When to Ask for Advice

“The problem I have is knowing when to use my own instincts when something happens and when to ask for advice.”

Your HR Survival Tips

You’re not alone in not knowing when to ask for advice, whether it’s from senior management, HR, or an attorney. We see this confusion frequently. People in management like to believe they know the answer to everything, but they don’t.

There are levels of knowledge. You (hopefully) know your role in the company. You may know a lot about your employees. You may know the thought process of senior management or the owner. What most people in management do not know is current employment law and how to apply it to the daily work environment.
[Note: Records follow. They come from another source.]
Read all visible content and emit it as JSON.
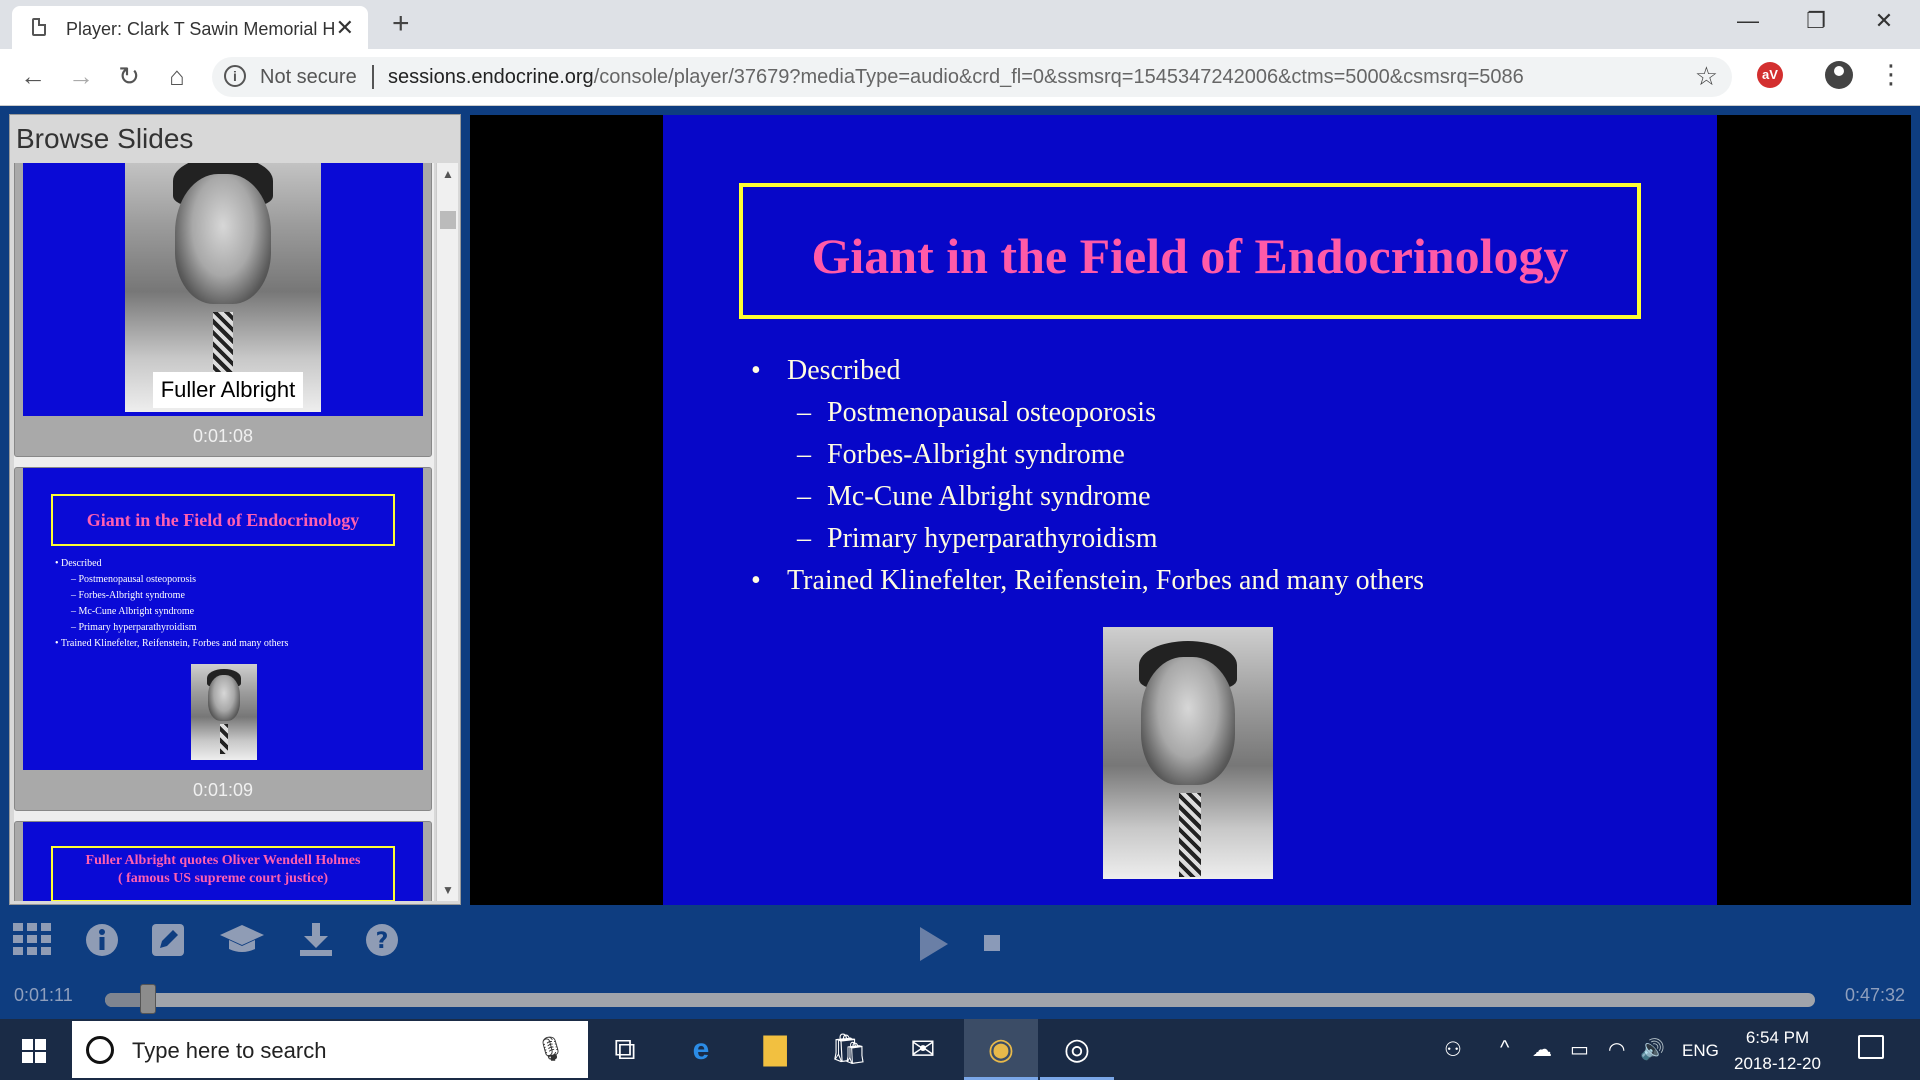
{
  "browser": {
    "tab_title": "Player: Clark T Sawin Memorial H",
    "tab_close": "✕",
    "new_tab": "+",
    "minimize": "—",
    "restore": "❐",
    "close": "✕",
    "back": "←",
    "forward": "→",
    "reload": "↻",
    "home": "⌂",
    "info_icon": "i",
    "security_label": "Not secure",
    "url_host": "sessions.endocrine.org",
    "url_path": "/console/player/37679?mediaType=audio&crd_fl=0&ssmsrq=1545347242006&ctms=5000&csmsrq=5086",
    "star": "☆",
    "ext_label": "aV",
    "menu": "⋮"
  },
  "browse": {
    "title": "Browse Slides",
    "scroll_up": "▲",
    "scroll_down": "▼",
    "thumbs": [
      {
        "caption": "Fuller Albright",
        "time": "0:01:08"
      },
      {
        "title": "Giant in the Field of Endocrinology",
        "bullets": [
          "• Described",
          "– Postmenopausal osteoporosis",
          "– Forbes-Albright syndrome",
          "– Mc-Cune Albright syndrome",
          "– Primary hyperparathyroidism",
          "• Trained Klinefelter, Reifenstein, Forbes and many others"
        ],
        "time": "0:01:09"
      },
      {
        "title_line1": "Fuller Albright quotes Oliver Wendell Holmes",
        "title_line2": "( famous US supreme court justice)"
      }
    ]
  },
  "slide": {
    "title": "Giant in the Field of Endocrinology",
    "bullet": "•",
    "dash": "–",
    "described": "Described",
    "items": [
      "Postmenopausal osteoporosis",
      "Forbes-Albright syndrome",
      "Mc-Cune Albright syndrome",
      "Primary hyperparathyroidism"
    ],
    "trained": "Trained Klinefelter, Reifenstein, Forbes and many others"
  },
  "controls": {
    "icons": [
      "grid-icon",
      "info-icon",
      "edit-icon",
      "graduation-cap-icon",
      "download-icon",
      "help-icon"
    ],
    "time_current": "0:01:11",
    "time_total": "0:47:32",
    "progress_fraction": 0.025
  },
  "taskbar": {
    "search_placeholder": "Type here to search",
    "mic": "🎙",
    "task_view": "⧉",
    "edge": "e",
    "explorer": "▇",
    "store": "🛍",
    "mail": "✉",
    "chrome": "◉",
    "groove": "◎",
    "people": "⚇",
    "tray_up": "^",
    "cloud": "☁",
    "battery": "▭",
    "wifi": "◠",
    "volume": "🔊",
    "lang": "ENG",
    "time": "6:54 PM",
    "date": "2018-12-20"
  }
}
Unless you are absolutely positive about the answer or how to deal with the situation, ask for advice. Here are a few examples of when to ask for HR advice:

  • An employee has been out sick for 2 days and it doesn’t sound like they’ll be back tomorrow. — Advice is needed on Paid Sick Leave and California Family Rights Act (CFRA).
  • An employee has just informed you that s/he is expecting a baby. — Advice is needed on Pregnancy Disability Leave (PDL), Paid Family Leave Insurance, and CFRA.
  • An employee is taking too much sick time off. — Advice is needed on Paid Sick Leave and, possibly, CFRA.
  • An employee isn’t responding to your suggestions or directives about how to improve or change their behavior. — Advice is needed on coaching, documentation, and disciplinary options.
  • An employee has informed you they are moving out of state but will continue working remotely as usual. — Advice is needed on your company policy, out-of-state payroll, and employment laws in other states.
  • An employee doesn’t follow your policy for requesting or reporting time off. — Advice is needed on your company policy, documentation, and disciplinary options.
  • You have an employee who was hired to work in-house but has been remote for a couple of years and is resistant to coming back to the office. — Advice is needed on company versus employee rights.
  • You’ve just started thinking this employee may need to be terminated in the future. — Advice on your company policy, documentation, and disciplinary options.

California never lets a year go by without adding to your compliance headache. Practice saying “let me get back to you” instead of feeling the need to respond immediately. No one is expected to know everything. The more questions you ask, the more you are building your knowledge and understanding of the many possible answers.